米モデルナ製ワクチンに異物混入 全国8カ所から報告 163万回分使用見合わせ

 厚生労働省は26日、米モデルナ製の新型コロナウイルスワクチンについて、5都県8カ所の接種会場で計39本の未使用状態の瓶から異物の混入が見つかったと発表した。厚労省は混入の危険性が否定できないとして、同時期にスペインにある工場の同じ製造ラインで作られた3ロット計約163万回分の使用を見合わせるよう要請した。各地では職場接種を中断する動きが出るなど影響が広がった。異物は「黒い小さな物質」といった情報が複数ある。

 政府がコロナ対策の命綱としているワクチンにトラブルが発生した。

 異物混入は茨城、埼玉、東京、岐阜、愛知の5都県8カ所の接種会場で、計39本の未使用状態の瓶で判明した。瓶4本から見つかった衆議院の事務局は「目視で確認したところ、1ミリ未満の黒い物が入っていた」と説明。茨城県の会場では薬剤師が注射前に黒や茶色の粒の混入に、埼玉県の会場では黒い沈殿物に気付いた。厚労省幹部は異物が金属片の可能性もあるとした。

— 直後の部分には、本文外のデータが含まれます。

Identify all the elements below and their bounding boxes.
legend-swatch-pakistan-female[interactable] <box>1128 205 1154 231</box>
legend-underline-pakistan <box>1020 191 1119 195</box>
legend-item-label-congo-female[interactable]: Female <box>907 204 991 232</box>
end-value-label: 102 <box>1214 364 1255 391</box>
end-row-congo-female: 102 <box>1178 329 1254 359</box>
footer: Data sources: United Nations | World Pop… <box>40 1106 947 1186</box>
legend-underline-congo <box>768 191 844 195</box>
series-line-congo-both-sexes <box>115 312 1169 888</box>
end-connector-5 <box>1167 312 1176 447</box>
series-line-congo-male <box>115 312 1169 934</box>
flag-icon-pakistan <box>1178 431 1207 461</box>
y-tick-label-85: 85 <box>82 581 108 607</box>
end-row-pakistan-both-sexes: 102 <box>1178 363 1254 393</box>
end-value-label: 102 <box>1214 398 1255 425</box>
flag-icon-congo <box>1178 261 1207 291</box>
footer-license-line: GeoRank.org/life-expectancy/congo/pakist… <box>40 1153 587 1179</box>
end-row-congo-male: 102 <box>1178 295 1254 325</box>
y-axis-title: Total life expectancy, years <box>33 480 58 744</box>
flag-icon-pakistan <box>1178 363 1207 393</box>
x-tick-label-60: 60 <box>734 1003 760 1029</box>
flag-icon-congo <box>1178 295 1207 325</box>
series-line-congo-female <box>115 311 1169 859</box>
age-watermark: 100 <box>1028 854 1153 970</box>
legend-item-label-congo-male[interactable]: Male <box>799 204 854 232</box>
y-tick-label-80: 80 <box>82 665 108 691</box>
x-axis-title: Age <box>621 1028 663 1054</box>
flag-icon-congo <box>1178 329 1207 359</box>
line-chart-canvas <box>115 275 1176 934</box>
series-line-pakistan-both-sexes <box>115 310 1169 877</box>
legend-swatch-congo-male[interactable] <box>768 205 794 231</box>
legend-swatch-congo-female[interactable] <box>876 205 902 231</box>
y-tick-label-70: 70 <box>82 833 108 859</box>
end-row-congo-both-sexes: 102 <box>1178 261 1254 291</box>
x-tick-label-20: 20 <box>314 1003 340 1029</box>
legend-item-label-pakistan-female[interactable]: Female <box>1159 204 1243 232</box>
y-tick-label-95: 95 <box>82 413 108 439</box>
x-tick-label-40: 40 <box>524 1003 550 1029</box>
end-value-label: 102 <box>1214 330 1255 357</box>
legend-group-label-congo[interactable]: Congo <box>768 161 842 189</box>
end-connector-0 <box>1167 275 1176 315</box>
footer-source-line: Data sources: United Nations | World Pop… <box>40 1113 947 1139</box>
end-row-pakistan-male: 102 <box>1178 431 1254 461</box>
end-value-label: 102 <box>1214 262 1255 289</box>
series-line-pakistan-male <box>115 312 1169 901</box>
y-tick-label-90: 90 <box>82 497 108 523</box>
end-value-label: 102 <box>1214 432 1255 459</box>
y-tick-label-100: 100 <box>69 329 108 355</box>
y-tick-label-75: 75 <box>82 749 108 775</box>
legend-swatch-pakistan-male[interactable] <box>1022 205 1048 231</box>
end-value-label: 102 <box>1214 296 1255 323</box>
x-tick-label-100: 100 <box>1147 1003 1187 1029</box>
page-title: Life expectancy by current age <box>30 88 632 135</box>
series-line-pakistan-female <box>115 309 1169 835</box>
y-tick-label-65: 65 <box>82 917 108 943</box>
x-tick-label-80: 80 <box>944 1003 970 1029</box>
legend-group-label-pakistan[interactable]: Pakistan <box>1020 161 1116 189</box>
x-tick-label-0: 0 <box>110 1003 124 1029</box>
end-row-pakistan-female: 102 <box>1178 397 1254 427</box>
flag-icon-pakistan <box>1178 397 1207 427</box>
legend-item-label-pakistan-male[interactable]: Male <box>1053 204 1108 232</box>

 39本のワクチンは、スペインにある工場で作られた同じロットの製品。厚労省は、混入の危険性が否定できないとして、同時期に同じ製造ラインで作られた計3ロット、約163万回分の使用を見合わせるよう要請した。

 大阪府5万回、兵庫県4万1500回、愛知県2万8020回、広島県1万3330回など、すでに、全国で少なくとも18万回接種されている。健康被害の報告はない。厚労省は、納入先は国内863カ所の接種会場と説明したが、自治体名などについて「整理中」として明らかにしていない。

 菅義偉首相は、都内の視察先で「大きな影響を与えるものではないとの報告を受けている」と語った。厚労省は「安全性のリスクは大きくない」としているものの、個人が対象のワクチンを接種したかどうかを接種済証などで確認できるようロット番号も公表。健康状態が悪化した場合には医師などに相談するよう呼び掛けている。

 厚労省は使用見合わせとしたワクチンの配布先への連絡や、代替品の配分に向けた調整などに追われた。文化庁は、文化芸術関係者を対象にした職場接種を中止。全日本空輸は、羽田空港での接種を26日と27日は見合わせると明らかにした。

 厚労省は、不足分は国内の在庫で対応する考え。国内の販売や流通を担う武田薬品工業は代替品供給に関し「接種への影響を最小限にするよう努める」と表明した。